Combined Drug Therapy May Be Required to Treat Hepatitis C

From the WebMD Archives

Jan. 9, 2001 -- Treating infection with the hepatitis C virus is a major challenge of the medical community. Often, one round of therapy is not enough to rid the body of the virus. A recent medical review now demonstrates that those who did not respond to a first round of treatment in the past may be best off being treated the second time around with a combination of medications.

The hepatitis C virus attacks the liver and is the leading cause of chronic liver disease in the U.S. According to one of the authors of the review, Mark Sulkowski, MD, "Hepatitis C affects about 1.9% of the U.S. population. That translates to 3.5-4 million people. It's a big problem in the U.S. today."

Sulkowski says that most of those infected with the hepatitis C virus will go on to develop chronic hepatitis, and a small number will progress to cirrhosis. Both of these are serious liver diseases that place people at risk for developing life-threatening liver failure and liver cancer. Sulkowski is an assistant professor of medicine at Johns Hopkins University School of Medicine in Baltimore.

The standard therapy for hepatitis C in the U.S. is a man-made version of interferon, a protein that is produced naturally by the body. This protein helps boost the immune system to fight viruses. Unfortunately, it is not strong enough to destroy the hepatitis C virus in all cases; thus, antiviral drugs such as ribavirin are sometimes added to interferon to enhance the body's response.

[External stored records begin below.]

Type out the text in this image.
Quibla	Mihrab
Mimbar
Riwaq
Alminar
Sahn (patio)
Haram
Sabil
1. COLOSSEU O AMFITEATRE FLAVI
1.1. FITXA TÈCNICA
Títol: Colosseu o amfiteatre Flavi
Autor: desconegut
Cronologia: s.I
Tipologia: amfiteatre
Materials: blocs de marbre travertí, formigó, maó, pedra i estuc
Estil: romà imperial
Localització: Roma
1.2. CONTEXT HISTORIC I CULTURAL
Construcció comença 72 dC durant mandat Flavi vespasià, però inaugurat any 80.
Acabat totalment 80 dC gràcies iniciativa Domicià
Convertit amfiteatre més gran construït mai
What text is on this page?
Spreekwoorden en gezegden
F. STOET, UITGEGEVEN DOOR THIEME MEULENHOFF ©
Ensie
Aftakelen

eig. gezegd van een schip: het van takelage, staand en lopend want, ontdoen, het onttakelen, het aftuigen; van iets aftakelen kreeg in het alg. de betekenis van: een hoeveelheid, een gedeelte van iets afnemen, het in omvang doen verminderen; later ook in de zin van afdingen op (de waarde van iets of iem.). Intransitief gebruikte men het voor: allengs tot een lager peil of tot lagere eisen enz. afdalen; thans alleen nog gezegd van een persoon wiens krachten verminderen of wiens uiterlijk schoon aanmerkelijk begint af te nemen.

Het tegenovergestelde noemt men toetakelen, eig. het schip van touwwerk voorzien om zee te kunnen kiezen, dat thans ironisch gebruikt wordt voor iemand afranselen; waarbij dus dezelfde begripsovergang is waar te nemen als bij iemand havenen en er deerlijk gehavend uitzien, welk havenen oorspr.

Sulkowski's team set out to determine whether adding ribavirin to interferon therapy in people with hepatitis C who had not responded previously to interferon alone would be more beneficial than using interferon alone a second time. They found that as long as the doses of ribavirin used were high enough, individuals given the combination therapy of interferon and ribavirin responded somewhat better to their therapy than those given interferon alone. However, overall response rates were still fairly low no matter what kind of treatment was used.

Raymond S. Koff, MD, from the division of digestive diseases and nutrition at the University of Massachusetts department of medicine, is the author of an editorial accompanying the study. In it, he writes that the benefits of retreating individuals for hepatitis C when they had not responded to previous interferon therapy will remain unclear until better treatments are discovered. In the meantime, however, patients who are given a second treatment are probably best off if they are given interferon in combination with ribavirin. The study and editorial are published in the Jan. 10 issue of the Journal of the American Medical Association.

Liver expert Michael Cox, MD, FACP, FACG, tells WebMD that the decision about whether to treat hepatitis C viral infections is not always clear-cut because therapy is extremely expensive, and those with only mild cases of the disease are less likely to have severe liver problems and to respond well to treatment. However, Cox believes emphatically that everyone with hepatitis C should be treated.

"If I had this virus, I would try to get rid of it, even if I had very mild disease," he says. "[E]ven if we don't cure [patients,] we give them what we think is a significant advantage. [Treatment] slows down the virus and can even reverse some of the damage done to the liver already." Cox is assistant chief of gastroenterology at Mercy Medical Center in Baltimore.

All the experts agree that response rates with currently available medications for the treatment of hepatitis C are not adequate and that the clearest message offered from this study is that more research into the development of new and better therapies is essential.